Джон Голсуорси - Патриций
Несколько любопытных и боязливых лошадок подкрались поближе к Барбаре и ее скакуну и остановились, вытянув шеи, недоверчиво принюхиваясь и со свистом помахивая тощими хвостами. И вдруг высоко-высоко вдогонку своему крику устремились к вересковой пустоши в поисках боярышника две кукушки. Они летели, точно две стрелы, и, провожая их взглядом, Барбара увидела, что из-за буковой рощи кто-то идет ей навстречу, и вдруг узнала миссис Ноуэл.
Вспыхнув, она продолжала свой путь. Что можно сказать? Заговорить о своей свадьбе и выдать присутствие Милтоуна? Что ни скажешь, от любого слова той будет больно… Она с досадой подавила свою нерешительность и сказала:
– Я так рада вас видеть. Я не знала, что вы еще здесь.
– Я только вчера вернулась в Англию и вот приехала сюда распорядиться, чтобы уложили мои вещи.
– А-а! – пробормотала Барбара. – Вы, наверно, знаете, какой у меня сегодня день?
Миссис Ноуэл улыбнулась, подняла на нее глаза и сказала:
– Да, я узнала еще вчера вечером. Желаю вам много радости!
Барбара почувствовала ком в горле.
– Я так рада, что повидала вас, – тихо повторила она. – Мне, пожалуй, пора… Прощайте…
– Прощайте… – отозвалось негромкое эхо, и она поехала прочь.
Но радость ее погасла; даже Хэл – и тот, казалось, шел невесело, хоть и возвращался в конюшню, где обычно рад был бы очутиться уже через десять минут после того, как ее покинул.

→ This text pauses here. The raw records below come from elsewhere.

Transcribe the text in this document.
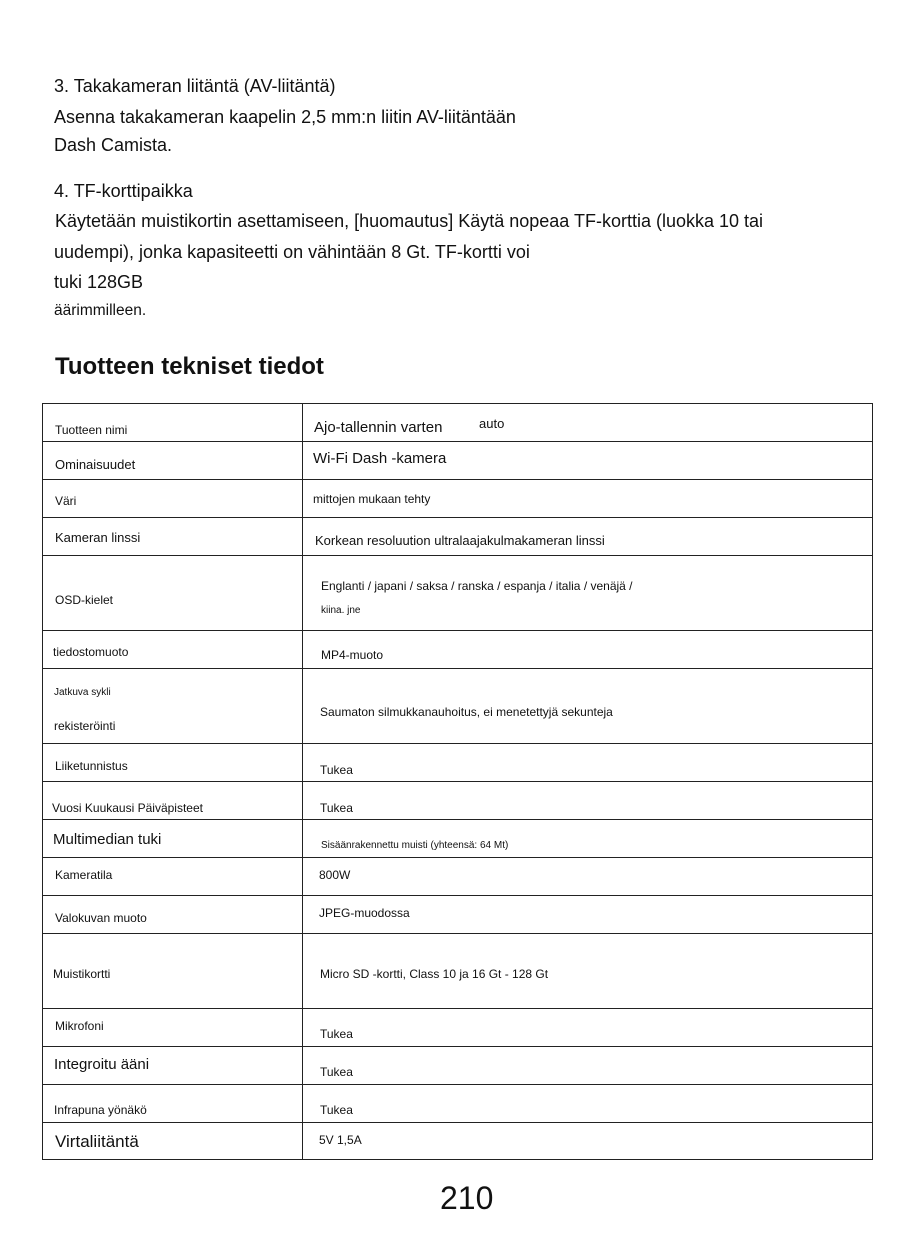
3. Takakameran liitäntä (AV-liitäntä)
Asenna takakameran kaapelin 2,5 mm:n liitin AV-liitäntään
Dash Camista.
4. TF-korttipaikka
Käytetään muistikortin asettamiseen, [huomautus] Käytä nopeaa TF-korttia (luokka 10 tai
uudempi), jonka kapasiteetti on vähintään 8 Gt. TF-kortti voi
tuki 128GB
äärimmilleen.
Tuotteen tekniset tiedot
Tuotteen nimi	Ajo-tallennin varten auto

Ominaisuudet	Wi-Fi Dash -kamera

Väri	mittojen mukaan tehty

Kameran linssi	Korkean resoluution ultralaajakulmakameran linssi

OSD-kielet	Englanti / japani / saksa / ranska / espanja / italia / venäjä /
kiina. jne

tiedostomuoto	MP4-muoto

Jatkuva sykli
rekisteröinti	Saumaton silmukkanauhoitus, ei menetettyjä sekunteja

Liiketunnistus	Tukea

Vuosi Kuukausi Päiväpisteet	Tukea

Multimedian tuki	Sisäänrakennettu muisti (yhteensä: 64 Mt)

Kameratila	800W

Valokuvan muoto	JPEG-muodossa

Muistikortti	Micro SD -kortti, Class 10 ja 16 Gt - 128 Gt

Mikrofoni	Tukea

Integroitu ääni	Tukea

Infrapuna yönäkö	Tukea

Virtaliitäntä	5V 1,5A
210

Миссис Ноуэл ничуть не переменилась, только глаза словно еще потемнели. Если бы она хоть чем-то показала, что чувствует себя несчастной, Барбаре не было бы так горько и грустно.

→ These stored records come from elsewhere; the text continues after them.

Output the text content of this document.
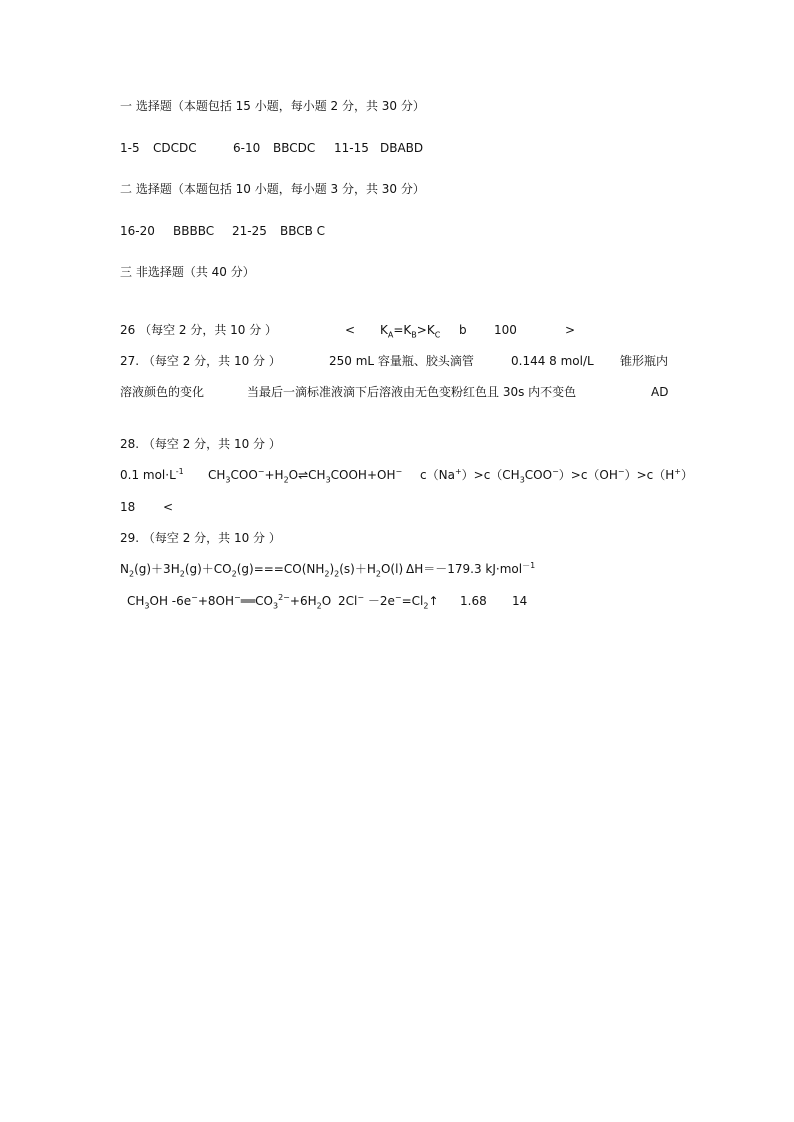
一 选择题（本题包括 15 小题，每小题 2 分，共 30 分）
1-5 CDCDC	6-10 BBCDC 11-15 DBABD
二 选择题（本题包括 10 小题，每小题 3 分，共 30 分）
16-20 BBBBC 21-25 BBCB C
三 非选择题（共 40 分）
26 （每空 2 分，共 10 分 ）	< $K_A=K_B>K_C$ b 100	>
27. （每空 2 分，共 10 分 ）	250 mL 容量瓶、胶头滴管	0.144 8 mol/L 锥形瓶内
溶液颜色的变化	当最后一滴标准液滴下后溶液由无色变粉红色且 30s 内不变色	AD
28. （每空 2 分，共 10 分 ）
0.1 $mol\cdot L^{-1}$ $CH_3COO^-+H_2O\rightleftharpoons CH_3COOH+OH^-$ $c(Na^+)>c(CH_3COO^-)>c(OH^-)>c(H^+)$
18 <
29. （每空 2 分，共 10 分 ）
$N_2(g)+3H_2(g)+CO_2(g)===CO(NH_2)_2(s)+H_2O(l)$ ΔH＝－179.3 kJ·mol$^{-1}$
$CH_3OH$ $-6e^-+8OH^-══CO_3^{2-}+6H_2O$ $2Cl^- -2e^-=Cl_2↑$ 1.68 14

Выйдя из конюшни, она увидела, что ветер гонит по небу белую светящуюся тучу. «Кажется, в конце концов все будет хорошо», – подумала она.
Она вошла в дом старинным, так называемым потайным ходом, который вел прямо в библиотеку, и, чтобы попасть к себе, ей надо было пересечь всю эту большую, сумрачную комнату. Здесь перед камином в глубоком кресле сидел Милтоун, на коленях у него лежала раскрытая книга, но он не читал, он смотрел на портрет старого кардинала. Затаив дыхание, Барбара быстро, на цыпочках прокралась по мягкому ковру: она страшилась прервать этот странный немой разговор и чувствовала себя виноватой от того, что узнала на прогулке и чем не собиралась с ним делиться. Однажды она уже обожглась пламенем, горевшим между ними; больше она этого не сделает!
Через окно в дальнем конце библиотеки она увидела, что туча разразилась проливным дождем. Никем де замеченная, она пробралась к себе. Там, на вересковой пустоши, ей было хорошо и радостно, и все же эта последняя в ее девичьей жизни прогулка оказалась не вполне удачной; на нее вновь нахлынули былые чувства, былые сомнения; а ведь она думала, что с ними покончено навсегда. Эти двое! Закрыть на все глаза и быть счастливой, возможно ли это? Большая радуга внезапно возникла совсем рядом, над садом, – никогда еще Барбара не видела ее так близко, – второй конец вонзился в соседнее поле. Сквозь уносимый ветром дождь уже пробилось и засияло солнце. Меж белых, черных, золотых туч засверкали, точно драгоценные камни, голубые просветы. Странно белый свет – призрак уходящей буйной и щедрой весны – тронул каждый лист каждого дерева; пустошь и луга заиграли сотнями ярких красок, точно на них опустилась стая райских птиц.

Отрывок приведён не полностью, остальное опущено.